PCI DSS. Non-compliance discovered after a data breach means your organization absorbs the full financial liability, including card brand fines, forensic investigation costs, and potential lawsuits. A PCI DSS attestation built on fabricated evidence provides zero protection when it matters most.
In every case, the organization holding the certification bears the regulatory and legal risk. The compliance vendor does not.
How Equinox approaches compliance differently
We are compliance operators, regulatory strategists, legal advisors, counsel, and auditors who build, assess, and stand behind these programs firsthand. Our approach is grounded in substance, not just automation:
- We provide both readiness and audit capabilities. We design and implement compliance programs and support audit activities through qualified auditors. Organizations can move from build to validation without reworking their foundation or changing partners.
- We preserve independence where required. Where independence is necessary for SOC 2, ISO 27001, or similar attestations, audit activities are performed by auditors who are independent of the program build. We do not audit our own work where independence is required.

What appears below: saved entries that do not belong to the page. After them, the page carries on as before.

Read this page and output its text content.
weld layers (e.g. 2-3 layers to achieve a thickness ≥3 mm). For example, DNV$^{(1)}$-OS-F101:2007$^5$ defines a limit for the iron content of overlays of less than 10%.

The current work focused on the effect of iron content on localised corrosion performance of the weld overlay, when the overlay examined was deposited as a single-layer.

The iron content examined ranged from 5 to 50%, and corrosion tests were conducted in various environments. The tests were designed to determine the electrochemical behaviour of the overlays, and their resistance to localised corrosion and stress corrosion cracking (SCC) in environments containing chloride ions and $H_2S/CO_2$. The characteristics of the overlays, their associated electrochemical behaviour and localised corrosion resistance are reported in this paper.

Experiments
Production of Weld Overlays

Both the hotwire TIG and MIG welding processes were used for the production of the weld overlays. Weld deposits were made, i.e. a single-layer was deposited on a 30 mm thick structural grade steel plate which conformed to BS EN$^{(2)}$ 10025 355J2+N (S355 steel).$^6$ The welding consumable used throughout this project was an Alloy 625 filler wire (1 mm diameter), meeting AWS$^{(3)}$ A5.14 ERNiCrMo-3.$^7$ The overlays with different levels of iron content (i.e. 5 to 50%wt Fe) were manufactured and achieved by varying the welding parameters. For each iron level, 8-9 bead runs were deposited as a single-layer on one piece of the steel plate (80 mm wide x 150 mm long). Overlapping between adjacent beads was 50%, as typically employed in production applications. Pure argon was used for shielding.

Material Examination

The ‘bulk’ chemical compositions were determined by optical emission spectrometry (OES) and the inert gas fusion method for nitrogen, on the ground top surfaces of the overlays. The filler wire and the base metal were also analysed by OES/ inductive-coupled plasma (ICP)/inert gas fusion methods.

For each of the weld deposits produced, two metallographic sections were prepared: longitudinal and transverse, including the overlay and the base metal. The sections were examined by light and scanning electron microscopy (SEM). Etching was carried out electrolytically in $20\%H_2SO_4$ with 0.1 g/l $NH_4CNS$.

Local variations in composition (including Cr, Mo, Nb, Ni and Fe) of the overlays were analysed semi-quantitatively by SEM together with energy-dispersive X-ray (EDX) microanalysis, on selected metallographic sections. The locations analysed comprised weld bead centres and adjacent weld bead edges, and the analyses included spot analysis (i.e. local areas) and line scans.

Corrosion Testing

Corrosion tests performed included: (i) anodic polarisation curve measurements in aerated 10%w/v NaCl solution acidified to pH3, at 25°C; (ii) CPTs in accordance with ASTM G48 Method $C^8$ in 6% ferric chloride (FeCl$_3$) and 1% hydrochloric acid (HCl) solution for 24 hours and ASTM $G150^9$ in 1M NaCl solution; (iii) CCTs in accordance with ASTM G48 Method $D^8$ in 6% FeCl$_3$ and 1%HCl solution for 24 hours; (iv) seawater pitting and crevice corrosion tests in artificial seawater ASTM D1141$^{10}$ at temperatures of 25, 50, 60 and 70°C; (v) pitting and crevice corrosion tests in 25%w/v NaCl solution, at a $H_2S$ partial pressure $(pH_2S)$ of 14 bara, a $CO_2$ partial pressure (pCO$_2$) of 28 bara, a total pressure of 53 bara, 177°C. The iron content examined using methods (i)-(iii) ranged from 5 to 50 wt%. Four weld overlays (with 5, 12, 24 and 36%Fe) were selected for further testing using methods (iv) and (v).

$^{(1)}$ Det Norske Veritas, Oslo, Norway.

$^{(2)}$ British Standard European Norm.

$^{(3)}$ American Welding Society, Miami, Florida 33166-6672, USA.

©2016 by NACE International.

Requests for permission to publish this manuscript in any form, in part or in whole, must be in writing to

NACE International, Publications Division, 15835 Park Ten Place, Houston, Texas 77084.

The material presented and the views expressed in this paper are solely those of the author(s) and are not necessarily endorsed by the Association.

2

- We distinguish real programs from generated output. Many tools generate policies, controls, and evidence artifacts automatically. We do not. Every control is implemented, validated, and understood by your team before it is presented for audit or review.
- We distinguish clearly between compliance and legal. Our team includes compliance professionals and licensed legal counsel. Legal advice is provided where appropriate, and compliance advisory remains distinct to align with regulatory expectations.
- We operate as practitioners. We have built and run compliance programs within banks and fintech companies. That experience shows up in how controls are designed, tested, and defended.
- We build programs that withstand scrutiny. Enterprise security reviews, regulatory examinations, investor diligence, and board-level oversight are the real test. We design programs that hold up when examined in detail, not just when summarized in a dashboard.
Compliance is not a documentation exercise. It is an operational system that must function under scrutiny. We build programs that work in practice, not just in presentation.